Under state and federal laws, employees who are fired for misbehavior or quit voluntarily are ineligible for unemployment compensation. When jobless claims are blocked, employers save money because their unemployment insurance rates are based on the amount of the benefits their workers collect.
As unemployment rolls swell in the recession, many workers seem surprised to find their benefits challenged, their former bosses providing testimony against them. On one recent morning in what amounts to one of Maryland’s unemployment courts, employees and employers squared off at conference tables to rehash reports of bad customer service, anger management and absenteeism.
“I couldn’t believe it,” said Kenneth M. Brown, who lost his job as a hotel electrician in October.
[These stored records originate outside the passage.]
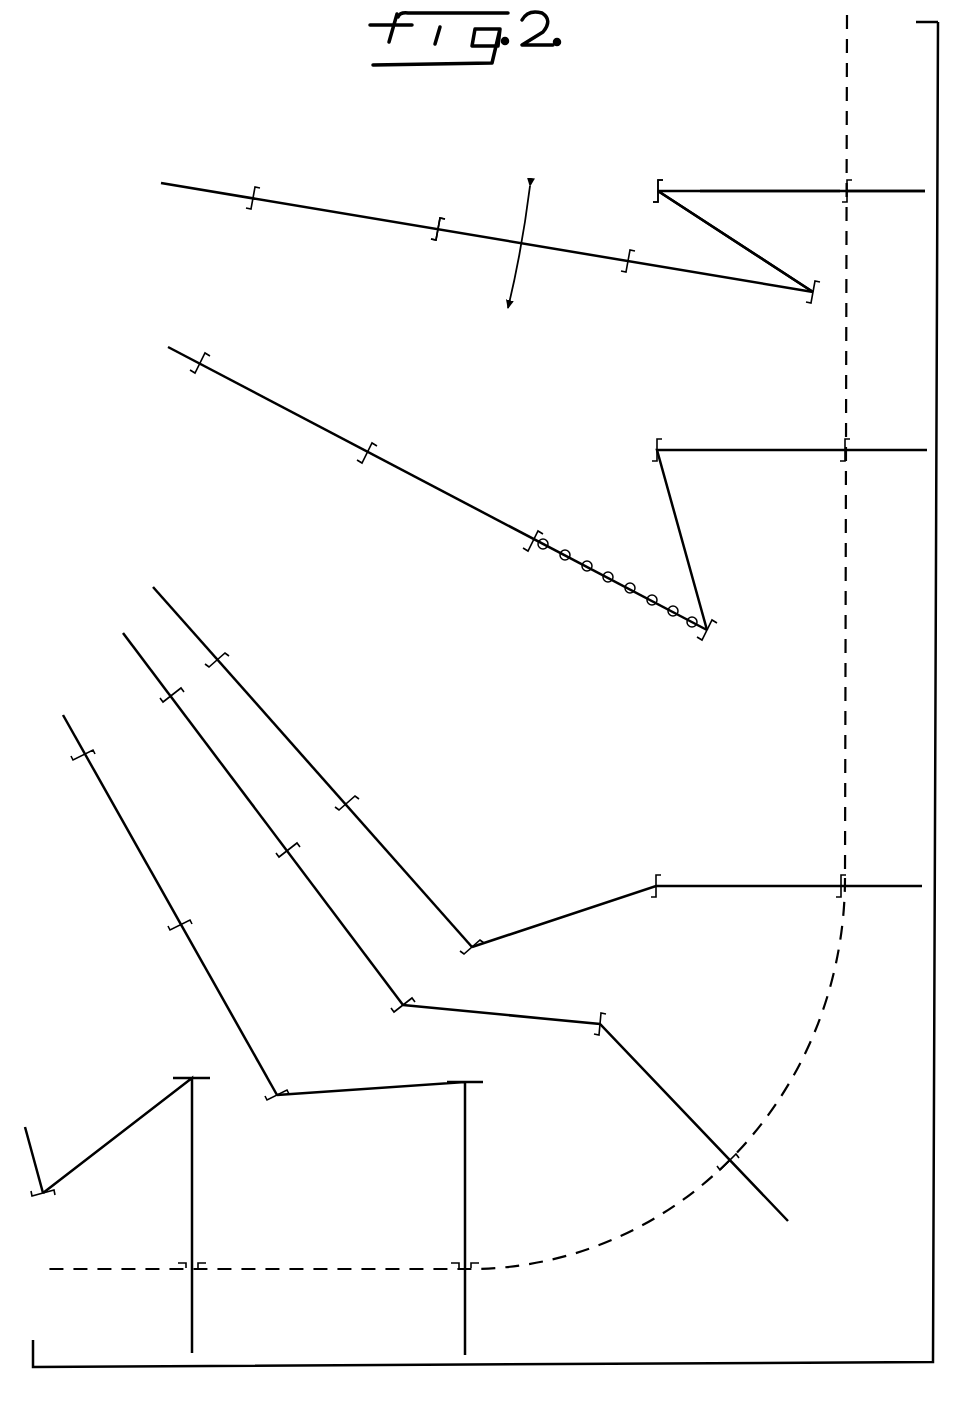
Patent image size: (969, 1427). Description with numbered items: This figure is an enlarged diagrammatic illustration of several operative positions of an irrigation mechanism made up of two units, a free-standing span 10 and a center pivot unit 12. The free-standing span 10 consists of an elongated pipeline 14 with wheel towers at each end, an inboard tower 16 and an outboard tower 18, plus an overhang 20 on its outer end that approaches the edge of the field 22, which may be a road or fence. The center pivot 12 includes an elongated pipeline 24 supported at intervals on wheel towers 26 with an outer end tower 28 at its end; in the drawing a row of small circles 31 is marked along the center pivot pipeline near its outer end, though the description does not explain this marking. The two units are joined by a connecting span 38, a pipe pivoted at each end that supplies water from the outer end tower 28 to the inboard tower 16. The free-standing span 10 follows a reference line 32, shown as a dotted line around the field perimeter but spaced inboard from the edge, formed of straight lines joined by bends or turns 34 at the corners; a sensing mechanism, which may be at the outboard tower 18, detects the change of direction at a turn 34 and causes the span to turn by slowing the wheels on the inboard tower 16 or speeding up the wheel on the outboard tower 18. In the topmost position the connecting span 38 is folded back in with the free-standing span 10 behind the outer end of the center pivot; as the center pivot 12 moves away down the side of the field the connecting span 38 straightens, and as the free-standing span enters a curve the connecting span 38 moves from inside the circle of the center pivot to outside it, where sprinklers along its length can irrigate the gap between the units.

The free-standing span 10 is at (728, 182).
The center pivot unit 12 is at (342, 198).
The elongated pipeline 14 is at (780, 192).
The inboard tower 16 is at (662, 185).
The outboard tower 18 is at (845, 200).
The overhang 20 is at (884, 193).
The edge of the field 22 is at (936, 518).
The elongated pipeline 24 is at (482, 240).
The wheel towers 26 is at (250, 206).
The outer end tower 28 is at (812, 300).
The perforation row 31 is at (610, 592).
The reference line 32 is at (842, 685).
The bends or turns 34 is at (777, 1100).
The connecting span 38 is at (716, 232).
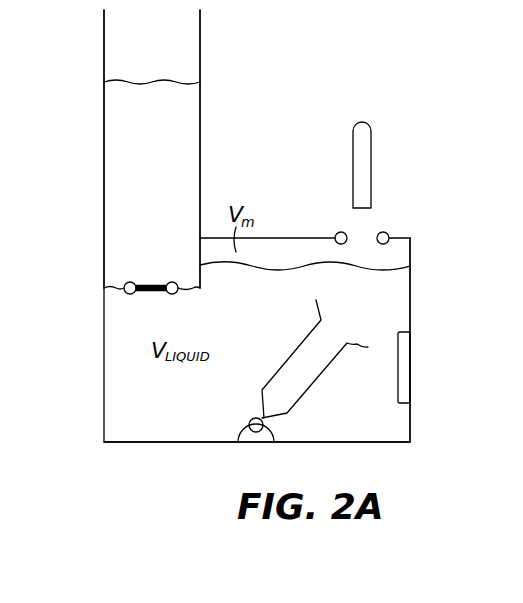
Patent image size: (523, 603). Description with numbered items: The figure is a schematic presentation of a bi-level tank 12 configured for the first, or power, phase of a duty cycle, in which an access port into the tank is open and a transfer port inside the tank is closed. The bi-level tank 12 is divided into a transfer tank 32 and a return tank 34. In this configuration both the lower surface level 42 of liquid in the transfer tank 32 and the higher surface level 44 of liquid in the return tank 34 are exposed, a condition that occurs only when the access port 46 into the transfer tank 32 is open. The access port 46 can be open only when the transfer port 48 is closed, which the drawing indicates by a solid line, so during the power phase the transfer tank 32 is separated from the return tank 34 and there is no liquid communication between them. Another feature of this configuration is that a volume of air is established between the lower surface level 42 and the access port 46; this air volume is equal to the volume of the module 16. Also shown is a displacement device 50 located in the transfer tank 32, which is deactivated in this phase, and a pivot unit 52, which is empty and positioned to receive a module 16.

The bi-level tank 12 is at (100, 357).
The module 16 is at (360, 160).
The transfer tank 32 is at (150, 444).
The return tank 34 is at (192, 97).
The lower surface level 42 is at (397, 268).
The upper surface level 44 is at (153, 80).
The access port 46 is at (385, 232).
The transfer port 48 is at (130, 282).
The displacement device 50 is at (410, 370).
The pivot unit 52 is at (293, 352).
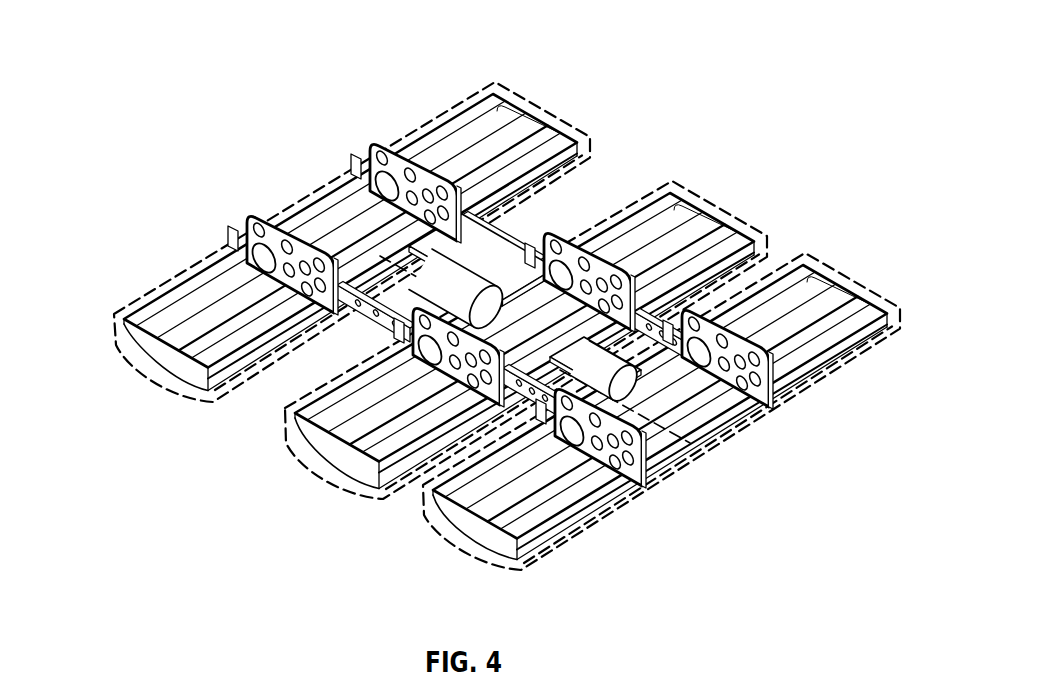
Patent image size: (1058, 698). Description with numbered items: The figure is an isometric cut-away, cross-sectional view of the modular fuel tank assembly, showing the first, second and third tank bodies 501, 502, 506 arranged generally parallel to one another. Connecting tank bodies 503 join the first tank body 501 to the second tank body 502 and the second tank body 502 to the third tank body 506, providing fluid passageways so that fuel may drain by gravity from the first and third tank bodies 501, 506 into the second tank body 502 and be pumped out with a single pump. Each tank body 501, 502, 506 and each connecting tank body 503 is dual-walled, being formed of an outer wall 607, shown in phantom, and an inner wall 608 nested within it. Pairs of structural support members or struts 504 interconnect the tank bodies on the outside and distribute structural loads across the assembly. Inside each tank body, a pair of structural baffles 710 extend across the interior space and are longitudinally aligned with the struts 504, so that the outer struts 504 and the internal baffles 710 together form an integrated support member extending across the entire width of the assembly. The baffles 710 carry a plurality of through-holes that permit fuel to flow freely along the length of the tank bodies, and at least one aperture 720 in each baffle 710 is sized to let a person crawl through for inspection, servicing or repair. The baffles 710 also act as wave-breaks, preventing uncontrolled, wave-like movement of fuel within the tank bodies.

The first tank body 501 is at (137, 407).
The second tank body 502 is at (313, 498).
The third tank body 506 is at (453, 574).
The connecting tank body 503 is at (563, 370).
The structural support member (strut) 504 is at (513, 227).
The outer wall 607 is at (172, 280).
The inner wall 608 is at (157, 350).
The structural baffle 710 is at (255, 217).
The aperture 720 is at (390, 177).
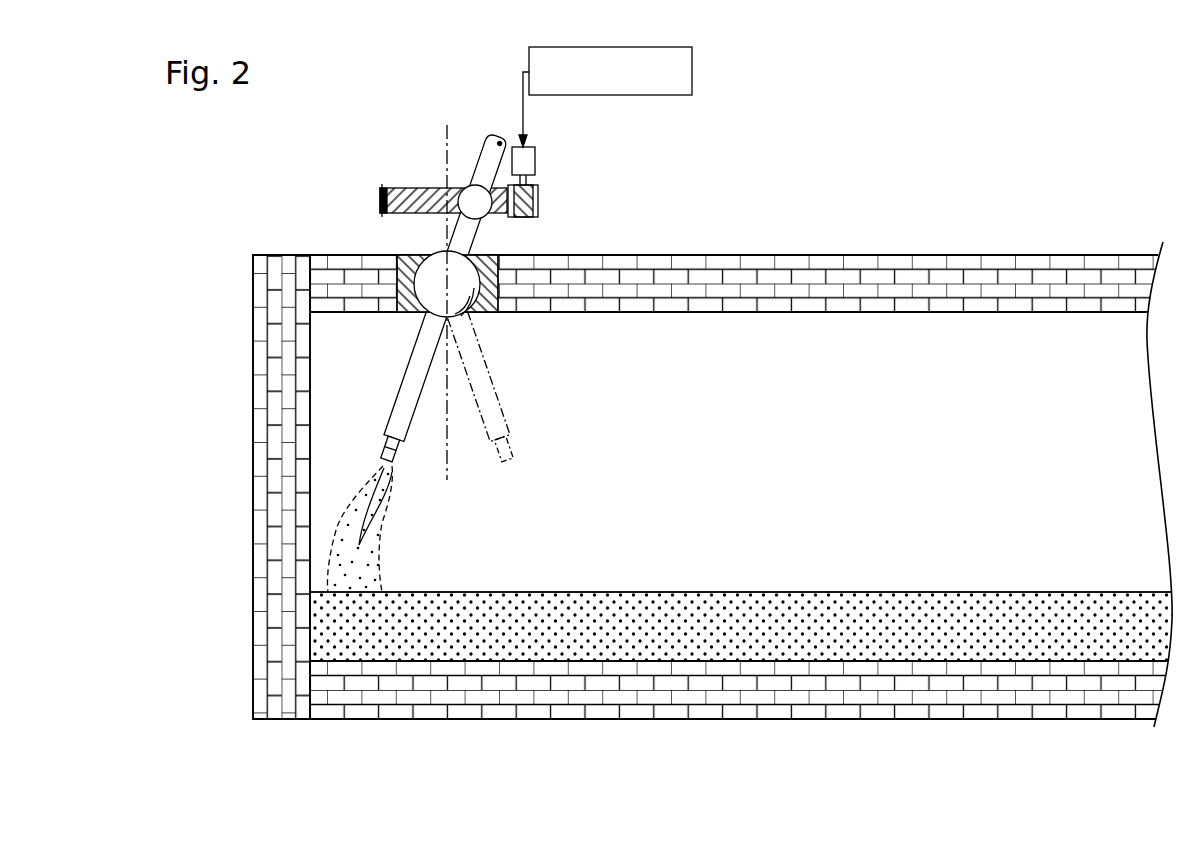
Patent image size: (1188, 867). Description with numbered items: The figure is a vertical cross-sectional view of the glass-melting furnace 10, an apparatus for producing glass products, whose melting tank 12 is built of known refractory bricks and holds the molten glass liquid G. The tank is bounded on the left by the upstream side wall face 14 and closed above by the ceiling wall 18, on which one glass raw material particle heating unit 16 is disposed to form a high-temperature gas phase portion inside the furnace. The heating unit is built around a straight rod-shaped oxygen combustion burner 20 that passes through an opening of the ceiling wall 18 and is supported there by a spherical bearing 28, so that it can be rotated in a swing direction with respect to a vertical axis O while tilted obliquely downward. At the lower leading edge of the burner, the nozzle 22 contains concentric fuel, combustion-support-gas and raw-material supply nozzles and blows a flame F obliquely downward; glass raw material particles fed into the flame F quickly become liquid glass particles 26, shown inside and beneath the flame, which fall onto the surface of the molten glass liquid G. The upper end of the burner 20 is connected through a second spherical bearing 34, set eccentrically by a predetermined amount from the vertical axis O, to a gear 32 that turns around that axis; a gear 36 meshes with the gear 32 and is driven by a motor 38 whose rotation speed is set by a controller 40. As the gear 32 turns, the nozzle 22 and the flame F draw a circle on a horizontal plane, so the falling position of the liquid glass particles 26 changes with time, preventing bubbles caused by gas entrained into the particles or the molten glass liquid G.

The glass-melting furnace 10 is at (714, 418).
The melting tank 12 is at (832, 248).
The upstream side wall face 14 is at (313, 403).
The glass raw material particle heating unit 16 is at (554, 279).
The ceiling wall 18 is at (565, 308).
The oxygen combustion burner 20 is at (415, 358).
The nozzle 22 is at (397, 450).
The liquid glass particles 26 is at (373, 472).
The spherical bearing 28 is at (477, 260).
The gear 32 is at (402, 187).
The spherical bearing 34 is at (473, 193).
The gear 36 is at (538, 197).
The motor 38 is at (537, 157).
The controller 40 is at (694, 72).
The vertical axis O is at (440, 142).
The flame F is at (393, 483).
The molten glass liquid G is at (785, 572).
He began collecting benefits of $380 a week but then discovered that his former employer, the owners of the Gaylord National Resort and Convention Center, were appealing to block his unemployment benefits. The hotel alleged that he had been fired for being deceptive with a supervisor.
. . . After a Post reporter turned up at the hearing, the hotel’s representative withdrew the appeal and declined to comment. A hotel spokesperson later said the company does not comment on legal matters. Brown will continue to collect benefits, which he, his wife and three young children rely on to make monthly mortgage payments on their Upper Marlboro home.
Somehow or another, we have come to believe that Unemployment Compensation is a government program. But it’s not. That only happens in socialistic societies and we all know that ‘socialism’ is one of the forbidden isms, like communism.
Only capitalism gets a break from that unfortunate (and entirely misinterpreted) label.
Unemployment Comp, by the way, is taxable income. You may lose the job and be on the ropes, but Uncle Sam still wants his cut.
(Wikipedia) Unemployment insurance is a federal-state program jointly financed through federal and state employer payroll taxes (federal and state UI taxes). Generally, employers must pay both state and federal unemployment taxes if:
(1) they pay wages to employees totaling $1500 or more in any quarter of a calendar year; or,
(2) they had at least one employee during any day of a week during 20 weeks in a calendar year, regardless of whether the weeks were consecutive. However, some state laws differ from the federal law.
Anyway, it’s a partial cost to businesses, just as the employer-share of social security is a shared rate and company contribution rates go up according to how many employees actually file.
Apparently, Gaylord National Resort and Convention Center wasn’t in the least bit shy about lying in order to keep their rates from increasing. Until a newspaper showed up. Then they suddenly became conscience-stricken.
Interestingly, conscience plays absolutely no part in survival of the species. So, there you have it.